The social inclusion project in the Czech Republic has reached a fateful crossroads. Any basic reform, including the fight against poverty, needs political bravery and will.

Czech PM Sobotka took up this reform from the cabinets that preceded him, but today he is abandoning it. The PM has dismissed a crucial person in the outgoing Human Rights Minister, saying that while the incumbent never made any errors, he apparently is no longer necessary.

By dismissing Jiří Dienstbier, Sobotka is denying the program of a fair, inclusive society that has always been a basic pillar of social democracy, a party with a political tradition of 130 years. As is his custom, the PM has succumbed to the pressure placed on him by Czech President Zeman and his “fifth column” inside the Czech Social Democratic Party (ČSSD), which wants to change the subject – this faction is opportunistic, populist, and anti-Sobotka.

Currently they are dictating to Sobotka that he must throw away the liberal “orange ethos” of the party and begin copying both Czech Finance Minister Babiš and his ANO party’s empty program as well as Zeman’s populism. In his attempt to stay PM as long as possible, Sobotka has just continually backed down, selling out the values of the 1989 transition in his foreign policy by accommodating China, and now denying the necessity of human rights values and inclusion as well.

By betraying its own program, however, the ČSSD will lose some of its usual “tribal” supporters and will have difficulty winning new ones, because voters responding to populist slogans will not vote Social Democrat, but will go right to the ANO movement. Czech MP Jeroným Tejc, who is heading the pro-Zeman faction at the ČSSD, is one of the “putschists” who met with the President at his residence without informing Sobotka, and who recently declared that we must “beef up our solidarity with those who are responsible, not with those who just want to take.”

The incoming Human Rights Minister Jan Chvojka, after meeting with the President, told the press that he wanted to do “many things differently from his predecessor” and that “human rights belongs to everybody irrespective of ethnicity of gender” – as if Dienstbier had ever alleged otherwise. This is populism à la Čunek, à la Trump – it does not directly allege anything specific, but insinuates that something isn’t in order and that everything therefore must necessarily be altered, that the work done up to this point must be thrown out, that we must toughen up, point the finger at somebody, intimidate people, facilitate those voters who have an appetite for cursing… and that’s all.

Populism displays a target for people to release their rage at, and it generates votes – but then it offers nothing else whatsoever, it does not solve any problems for good, but lets them grow and then hands the time bomb thus created down to our children. By succumbing to this pressure, social inclusion has now become the Cinderella of Sobotka’s Government, which no longer has anybody to advocate for minorities in it.

Sobotka himself is backing down not just to pressure from Zeman and his “fifth column” in the ČSSD, but also to pressure from Babiš. For the fight against poverty, what is necessary is not just the Czech Government Agency for Social Inclusion, but also the adoption of a law on social housing.
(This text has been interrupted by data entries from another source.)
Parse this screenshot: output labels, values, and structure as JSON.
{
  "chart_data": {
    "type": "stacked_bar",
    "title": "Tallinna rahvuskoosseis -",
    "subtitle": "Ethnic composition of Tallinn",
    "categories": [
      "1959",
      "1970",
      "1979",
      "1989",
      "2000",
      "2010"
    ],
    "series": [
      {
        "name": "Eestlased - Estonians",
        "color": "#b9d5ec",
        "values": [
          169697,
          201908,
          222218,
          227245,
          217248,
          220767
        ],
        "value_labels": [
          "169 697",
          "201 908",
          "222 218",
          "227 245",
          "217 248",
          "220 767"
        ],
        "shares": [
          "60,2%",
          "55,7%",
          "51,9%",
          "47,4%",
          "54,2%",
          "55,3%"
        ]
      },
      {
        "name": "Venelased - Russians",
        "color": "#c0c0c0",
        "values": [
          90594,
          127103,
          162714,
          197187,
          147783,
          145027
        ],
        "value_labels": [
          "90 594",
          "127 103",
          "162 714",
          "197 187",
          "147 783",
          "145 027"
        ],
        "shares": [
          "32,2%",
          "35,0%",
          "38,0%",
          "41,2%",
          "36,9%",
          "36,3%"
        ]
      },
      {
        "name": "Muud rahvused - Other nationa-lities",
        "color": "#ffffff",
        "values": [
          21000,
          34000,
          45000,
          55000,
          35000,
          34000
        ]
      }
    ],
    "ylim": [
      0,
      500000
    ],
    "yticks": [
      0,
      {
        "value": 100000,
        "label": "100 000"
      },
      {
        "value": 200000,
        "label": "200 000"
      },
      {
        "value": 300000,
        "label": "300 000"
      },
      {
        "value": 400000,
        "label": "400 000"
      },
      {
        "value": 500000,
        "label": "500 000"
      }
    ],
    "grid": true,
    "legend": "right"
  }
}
Without addressing the issue of housing, it is not possible for us to extricate ourselves from the trap of poverty. Czech Labor and Social Affairs Minister Michaela Marksová may have survived the recent cabinet reshuffle, but her flagship project – the law on social housing – is sinking.
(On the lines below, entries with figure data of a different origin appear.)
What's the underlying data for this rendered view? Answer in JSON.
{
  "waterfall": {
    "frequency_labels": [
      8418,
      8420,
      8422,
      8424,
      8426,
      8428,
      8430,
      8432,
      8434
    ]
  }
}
The ANO ministers have blocked her bill with such a large amount of mutually contradictory comments that they probably can’t be dealt with at all. At the most recent governing coalition meeting, ANO and ČSSD did not reach agreement on how to deal with the comments, and it is probable that the law will not be approved by the end of the Government’s mandate.
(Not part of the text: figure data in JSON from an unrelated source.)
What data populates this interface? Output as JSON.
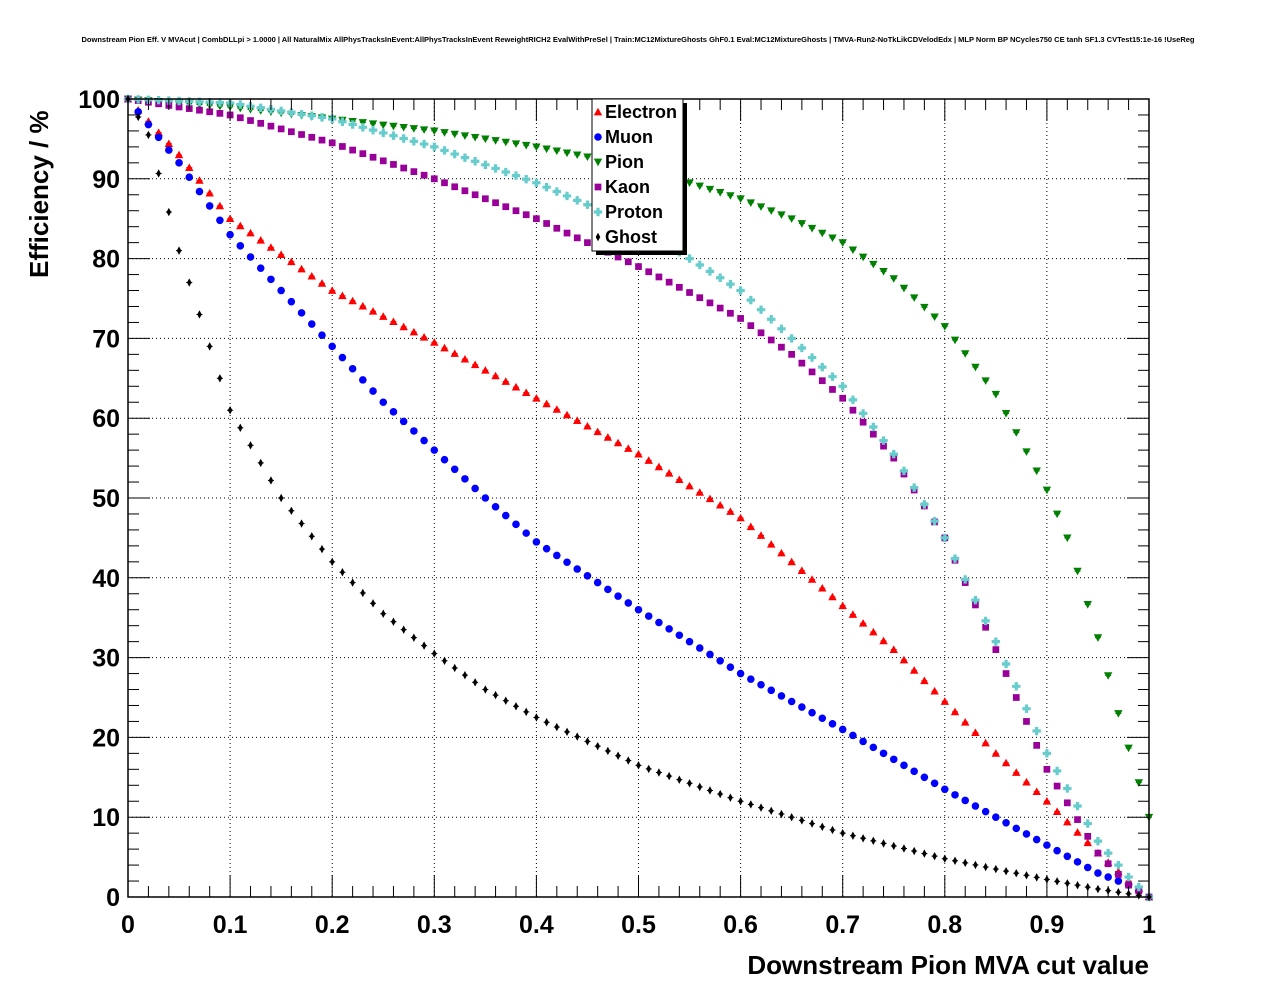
{
  "chart_data": {
    "type": "scatter",
    "title": "Downstream Pion Eff. V MVAcut | CombDLLpi > 1.0000 | All NaturalMix AllPhysTracksInEvent:AllPhysTracksInEvent ReweightRICH2 EvalWithPreSel | Train:MC12MixtureGhosts GhF0.1 Eval:MC12MixtureGhosts | TMVA-Run2-NoTkLikCDVelodEdx | MLP Norm BP NCycles750 CE tanh SF1.3 CVTest15:1e-16 !UseReg",
    "xlabel": "Downstream Pion MVA cut value",
    "ylabel": "Efficiency / %",
    "xlim": [
      0,
      1
    ],
    "ylim": [
      0,
      100
    ],
    "grid": true,
    "legend_position": "top-center",
    "x_ticks": [
      "0",
      "0.1",
      "0.2",
      "0.3",
      "0.4",
      "0.5",
      "0.6",
      "0.7",
      "0.8",
      "0.9",
      "1"
    ],
    "y_ticks": [
      "0",
      "10",
      "20",
      "30",
      "40",
      "50",
      "60",
      "70",
      "80",
      "90",
      "100"
    ],
    "x_points": "0.00 to 1.00 in steps of 0.01",
    "series": [
      {
        "name": "Electron",
        "marker": "triangle-up",
        "color": "#ff0000",
        "points": [
          [
            0,
            100
          ],
          [
            0.05,
            93
          ],
          [
            0.1,
            85
          ],
          [
            0.2,
            76
          ],
          [
            0.3,
            69.5
          ],
          [
            0.4,
            62.5
          ],
          [
            0.5,
            55.5
          ],
          [
            0.6,
            47.5
          ],
          [
            0.7,
            36.5
          ],
          [
            0.75,
            31
          ],
          [
            0.8,
            24.5
          ],
          [
            0.85,
            18
          ],
          [
            0.9,
            12
          ],
          [
            0.95,
            5.5
          ],
          [
            0.98,
            2
          ],
          [
            1,
            0
          ]
        ]
      },
      {
        "name": "Muon",
        "marker": "circle",
        "color": "#0000ff",
        "points": [
          [
            0,
            100
          ],
          [
            0.05,
            92
          ],
          [
            0.1,
            83
          ],
          [
            0.15,
            76
          ],
          [
            0.2,
            69
          ],
          [
            0.25,
            62
          ],
          [
            0.3,
            56
          ],
          [
            0.35,
            50
          ],
          [
            0.4,
            44.5
          ],
          [
            0.5,
            36
          ],
          [
            0.6,
            28
          ],
          [
            0.7,
            21
          ],
          [
            0.8,
            13.5
          ],
          [
            0.9,
            6.5
          ],
          [
            0.95,
            3
          ],
          [
            0.98,
            1.5
          ],
          [
            1,
            0
          ]
        ]
      },
      {
        "name": "Pion",
        "marker": "triangle-down",
        "color": "#008000",
        "points": [
          [
            0,
            100
          ],
          [
            0.1,
            99
          ],
          [
            0.2,
            97.5
          ],
          [
            0.3,
            96
          ],
          [
            0.4,
            94
          ],
          [
            0.5,
            91.5
          ],
          [
            0.6,
            87.5
          ],
          [
            0.65,
            85
          ],
          [
            0.7,
            82
          ],
          [
            0.75,
            77.5
          ],
          [
            0.8,
            71.5
          ],
          [
            0.85,
            63
          ],
          [
            0.9,
            51
          ],
          [
            0.92,
            45
          ],
          [
            0.95,
            32.5
          ],
          [
            0.97,
            23
          ],
          [
            1,
            10
          ]
        ]
      },
      {
        "name": "Kaon",
        "marker": "square",
        "color": "#990099",
        "points": [
          [
            0,
            100
          ],
          [
            0.1,
            98
          ],
          [
            0.2,
            94.5
          ],
          [
            0.3,
            90
          ],
          [
            0.4,
            85
          ],
          [
            0.5,
            79
          ],
          [
            0.6,
            72.5
          ],
          [
            0.65,
            68
          ],
          [
            0.7,
            62.5
          ],
          [
            0.75,
            55
          ],
          [
            0.8,
            45
          ],
          [
            0.85,
            31
          ],
          [
            0.9,
            16
          ],
          [
            0.95,
            5.5
          ],
          [
            0.98,
            1.5
          ],
          [
            1,
            0
          ]
        ]
      },
      {
        "name": "Proton",
        "marker": "cross",
        "color": "#66cccc",
        "points": [
          [
            0,
            100
          ],
          [
            0.1,
            99.5
          ],
          [
            0.2,
            97.5
          ],
          [
            0.3,
            94
          ],
          [
            0.4,
            89.5
          ],
          [
            0.5,
            84
          ],
          [
            0.6,
            76
          ],
          [
            0.7,
            64
          ],
          [
            0.75,
            55.5
          ],
          [
            0.8,
            45
          ],
          [
            0.85,
            32
          ],
          [
            0.9,
            18
          ],
          [
            0.95,
            7
          ],
          [
            0.98,
            2.5
          ],
          [
            1,
            0
          ]
        ]
      },
      {
        "name": "Ghost",
        "marker": "diamond",
        "color": "#000000",
        "points": [
          [
            0,
            100
          ],
          [
            0.02,
            95.5
          ],
          [
            0.05,
            81
          ],
          [
            0.1,
            61
          ],
          [
            0.15,
            50
          ],
          [
            0.2,
            42
          ],
          [
            0.25,
            35.5
          ],
          [
            0.3,
            30.5
          ],
          [
            0.35,
            26
          ],
          [
            0.4,
            22.5
          ],
          [
            0.5,
            16.5
          ],
          [
            0.6,
            12
          ],
          [
            0.7,
            8
          ],
          [
            0.8,
            4.8
          ],
          [
            0.9,
            2.2
          ],
          [
            0.95,
            1
          ],
          [
            1,
            0
          ]
        ]
      }
    ]
  }
}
That means in the future, cities and municipalities will lack the legislation they need to prevent the creation of new socially excluded localities and address the existing ones. This is why I am concerned that this lack of political will is significantly dampening the process of social inclusion in the Czech Republic and we can anticipate an even bigger number of impoverished people and the further growth of ghettos all over the republic.